Hurricane watchers have been monitoring a huge system of storms in the Caribbean, and this morning the National Hurricane Center upgraded the system's chances of organizing into a named storm to 40 percent. Either way, the bad weather will likely dump a deluge onto South Florida by the end of the week.
For now, the system is a "surface low" just east of Belize, but it's already producing rain from Cuba north to Florida.
"This system is unusually moist... and is bringing disorganized thunderstorms with very heavy rain to the region," Jeff Masters at the Weather Underground writes.
Forecasters say strong upper-level winds and dry air should prevent the system from organizing too quickly into a full-blown tropical storm, but that could change later this week.

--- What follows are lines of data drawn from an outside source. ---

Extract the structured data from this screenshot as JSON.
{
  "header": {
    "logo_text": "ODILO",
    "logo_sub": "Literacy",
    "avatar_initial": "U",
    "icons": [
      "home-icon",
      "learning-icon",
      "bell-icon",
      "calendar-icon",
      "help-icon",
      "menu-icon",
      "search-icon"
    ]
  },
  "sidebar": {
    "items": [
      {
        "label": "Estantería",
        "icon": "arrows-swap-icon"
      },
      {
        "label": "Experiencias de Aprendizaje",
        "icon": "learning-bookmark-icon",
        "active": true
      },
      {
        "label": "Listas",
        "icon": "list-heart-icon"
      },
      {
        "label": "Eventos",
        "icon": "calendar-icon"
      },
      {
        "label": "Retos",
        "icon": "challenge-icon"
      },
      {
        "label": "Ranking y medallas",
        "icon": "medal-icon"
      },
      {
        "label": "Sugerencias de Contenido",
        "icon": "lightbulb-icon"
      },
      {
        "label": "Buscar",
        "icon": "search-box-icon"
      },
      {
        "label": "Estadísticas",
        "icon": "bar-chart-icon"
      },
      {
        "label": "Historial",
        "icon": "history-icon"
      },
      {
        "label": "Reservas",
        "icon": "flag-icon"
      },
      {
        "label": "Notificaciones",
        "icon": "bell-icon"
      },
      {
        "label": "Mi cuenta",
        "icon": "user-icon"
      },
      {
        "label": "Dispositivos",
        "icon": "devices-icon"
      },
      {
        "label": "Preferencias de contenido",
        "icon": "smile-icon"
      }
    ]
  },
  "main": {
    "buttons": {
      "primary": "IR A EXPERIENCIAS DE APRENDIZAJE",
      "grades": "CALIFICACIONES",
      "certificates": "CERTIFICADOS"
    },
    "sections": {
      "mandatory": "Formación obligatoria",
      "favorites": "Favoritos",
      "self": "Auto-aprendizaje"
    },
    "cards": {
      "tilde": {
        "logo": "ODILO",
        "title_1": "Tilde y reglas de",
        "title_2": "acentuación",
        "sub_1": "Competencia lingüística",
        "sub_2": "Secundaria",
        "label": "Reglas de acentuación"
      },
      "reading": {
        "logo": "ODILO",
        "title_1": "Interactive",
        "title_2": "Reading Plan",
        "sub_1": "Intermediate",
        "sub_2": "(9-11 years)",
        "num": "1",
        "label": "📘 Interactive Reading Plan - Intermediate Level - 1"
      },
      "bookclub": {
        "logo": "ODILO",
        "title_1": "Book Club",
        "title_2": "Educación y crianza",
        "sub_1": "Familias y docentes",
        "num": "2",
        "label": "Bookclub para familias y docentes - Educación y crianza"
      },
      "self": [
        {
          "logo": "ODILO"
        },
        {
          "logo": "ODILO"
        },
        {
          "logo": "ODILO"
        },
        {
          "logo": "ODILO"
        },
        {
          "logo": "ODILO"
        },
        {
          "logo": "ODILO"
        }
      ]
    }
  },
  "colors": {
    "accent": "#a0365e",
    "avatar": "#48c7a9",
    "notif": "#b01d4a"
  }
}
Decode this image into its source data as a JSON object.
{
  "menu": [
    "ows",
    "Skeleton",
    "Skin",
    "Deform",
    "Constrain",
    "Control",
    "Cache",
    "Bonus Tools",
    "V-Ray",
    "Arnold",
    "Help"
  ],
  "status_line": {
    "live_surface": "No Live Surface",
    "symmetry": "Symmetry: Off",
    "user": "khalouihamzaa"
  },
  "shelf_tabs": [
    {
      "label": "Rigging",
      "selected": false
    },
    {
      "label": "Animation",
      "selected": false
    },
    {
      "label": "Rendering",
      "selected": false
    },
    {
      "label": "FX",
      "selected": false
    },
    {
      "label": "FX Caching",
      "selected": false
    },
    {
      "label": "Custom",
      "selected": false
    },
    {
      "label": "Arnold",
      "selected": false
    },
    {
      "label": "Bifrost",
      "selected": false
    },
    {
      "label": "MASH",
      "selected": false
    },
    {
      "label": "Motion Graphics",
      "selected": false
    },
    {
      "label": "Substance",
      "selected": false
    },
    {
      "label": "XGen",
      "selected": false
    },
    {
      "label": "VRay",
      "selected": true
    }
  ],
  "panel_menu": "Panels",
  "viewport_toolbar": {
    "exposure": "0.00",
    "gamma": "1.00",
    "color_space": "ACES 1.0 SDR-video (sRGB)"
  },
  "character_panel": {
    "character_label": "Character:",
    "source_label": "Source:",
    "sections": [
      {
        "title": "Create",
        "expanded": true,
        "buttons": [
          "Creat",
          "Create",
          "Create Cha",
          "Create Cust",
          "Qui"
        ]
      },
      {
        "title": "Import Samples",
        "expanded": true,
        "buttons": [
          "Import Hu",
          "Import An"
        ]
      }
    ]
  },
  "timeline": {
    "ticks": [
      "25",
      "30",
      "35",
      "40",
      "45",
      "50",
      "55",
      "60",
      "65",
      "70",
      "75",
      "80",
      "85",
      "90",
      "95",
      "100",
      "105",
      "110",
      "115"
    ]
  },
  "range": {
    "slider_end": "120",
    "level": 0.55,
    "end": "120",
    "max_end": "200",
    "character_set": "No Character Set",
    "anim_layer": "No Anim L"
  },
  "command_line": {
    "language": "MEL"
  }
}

"Some gradual subtropical or tropical development is possible late this week while the system moves slowly northward into the central or eastern Gulf of Mexico," the NHC says in its 7:45 a.m. update.
Masters writes that about 40 percent of modeling programs show the storm developing into a cyclone, mostly in the upper Gulf of Mexico toward Louisiana. That wouldn't happen until Thursday at the earliest, he notes.
Whatever the system ends up doing, there's a decent chance it unleashes a ton more rain on already-sopping-wet South Florida.
"Regardless of development, locally heavy rainfall is possible across western Cuba, the Cayman Islands, and much of Florida during the next several days," the NHC says.